Ça s’était trouvé un peu comme ça, à la fin de l’école primaire, quand le collège imminent n’offrait d’autre perspective que la perpétuation du bullying – il n’a jamais fait bon lire, parler aux filles sans essayer de voir sous leurs culottes – réputation nigaud – et être insondablement nul au foot – une bifurcation inattendue : les premières classes européennes. L’opportunité d’être dans un collège éloigné, d’y être possiblement anonyme, sans réputation – sans cailloux dans les poches.
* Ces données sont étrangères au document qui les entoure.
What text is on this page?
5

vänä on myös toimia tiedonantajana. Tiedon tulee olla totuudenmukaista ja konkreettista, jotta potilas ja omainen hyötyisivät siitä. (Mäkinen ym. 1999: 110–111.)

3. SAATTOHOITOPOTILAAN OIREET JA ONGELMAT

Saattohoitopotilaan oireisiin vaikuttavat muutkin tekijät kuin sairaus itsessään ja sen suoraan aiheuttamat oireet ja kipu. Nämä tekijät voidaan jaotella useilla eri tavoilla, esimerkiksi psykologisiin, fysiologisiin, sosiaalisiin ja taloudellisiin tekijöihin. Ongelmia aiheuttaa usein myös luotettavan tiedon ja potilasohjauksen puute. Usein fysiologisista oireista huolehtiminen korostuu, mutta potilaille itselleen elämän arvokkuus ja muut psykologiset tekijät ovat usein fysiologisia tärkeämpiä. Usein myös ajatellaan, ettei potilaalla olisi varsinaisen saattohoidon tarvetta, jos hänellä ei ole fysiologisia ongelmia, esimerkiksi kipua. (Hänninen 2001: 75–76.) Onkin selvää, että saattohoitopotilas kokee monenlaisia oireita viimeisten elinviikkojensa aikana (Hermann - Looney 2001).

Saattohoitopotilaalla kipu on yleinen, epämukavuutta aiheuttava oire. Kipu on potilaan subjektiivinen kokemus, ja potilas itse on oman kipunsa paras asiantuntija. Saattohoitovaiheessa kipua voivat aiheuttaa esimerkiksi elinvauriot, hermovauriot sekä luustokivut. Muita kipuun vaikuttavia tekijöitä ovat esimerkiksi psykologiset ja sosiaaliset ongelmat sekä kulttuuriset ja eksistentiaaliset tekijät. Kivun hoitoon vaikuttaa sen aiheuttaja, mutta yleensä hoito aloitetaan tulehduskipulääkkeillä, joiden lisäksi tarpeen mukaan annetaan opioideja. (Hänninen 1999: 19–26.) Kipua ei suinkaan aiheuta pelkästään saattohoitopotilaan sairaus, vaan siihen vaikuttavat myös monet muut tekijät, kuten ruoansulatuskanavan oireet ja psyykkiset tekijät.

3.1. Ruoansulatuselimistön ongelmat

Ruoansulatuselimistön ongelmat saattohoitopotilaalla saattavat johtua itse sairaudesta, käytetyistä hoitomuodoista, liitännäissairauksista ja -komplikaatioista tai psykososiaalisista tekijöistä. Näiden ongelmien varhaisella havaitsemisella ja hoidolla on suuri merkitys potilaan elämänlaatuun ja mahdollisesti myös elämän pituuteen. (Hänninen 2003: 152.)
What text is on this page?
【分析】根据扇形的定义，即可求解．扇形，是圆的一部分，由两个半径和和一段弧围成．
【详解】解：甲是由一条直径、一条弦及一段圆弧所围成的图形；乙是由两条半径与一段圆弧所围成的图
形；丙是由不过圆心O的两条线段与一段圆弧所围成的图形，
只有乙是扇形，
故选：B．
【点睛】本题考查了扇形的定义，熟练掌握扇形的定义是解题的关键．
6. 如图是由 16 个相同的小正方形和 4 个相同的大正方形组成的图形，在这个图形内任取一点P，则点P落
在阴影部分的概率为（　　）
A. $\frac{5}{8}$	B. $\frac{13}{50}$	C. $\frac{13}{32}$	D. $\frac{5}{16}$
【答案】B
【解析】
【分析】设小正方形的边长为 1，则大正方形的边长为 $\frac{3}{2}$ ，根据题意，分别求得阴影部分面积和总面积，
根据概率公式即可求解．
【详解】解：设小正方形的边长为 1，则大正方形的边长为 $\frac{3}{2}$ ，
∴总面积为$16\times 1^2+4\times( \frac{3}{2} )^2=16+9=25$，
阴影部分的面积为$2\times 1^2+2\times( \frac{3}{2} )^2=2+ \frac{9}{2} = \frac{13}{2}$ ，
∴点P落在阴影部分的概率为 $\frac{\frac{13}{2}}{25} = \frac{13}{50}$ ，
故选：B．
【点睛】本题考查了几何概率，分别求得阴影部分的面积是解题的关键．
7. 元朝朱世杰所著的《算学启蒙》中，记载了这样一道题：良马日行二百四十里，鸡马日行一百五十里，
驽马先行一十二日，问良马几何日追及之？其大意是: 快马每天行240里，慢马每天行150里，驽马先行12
Et donc va pour la classe européenne allemand, je tanne mes parents un soir et ça se fait du jour au lendemain et ça changera ma vie – comme chaque jour a changé ma vie, promis. Et donc voilà la 6e 3, classe européenne allemand au collège-lycée Jeanne d’Arc – public – où je suis parmi la minorité non poussée par les parents – plutôt l’inverse – où je suis parmi la minorité qui a fui une école où écouter Should I Stay Or Should I Go n’intéressait personne – pas que ça ait d’abord changé au collège – c’était les têtes d’ampoule, tout de même.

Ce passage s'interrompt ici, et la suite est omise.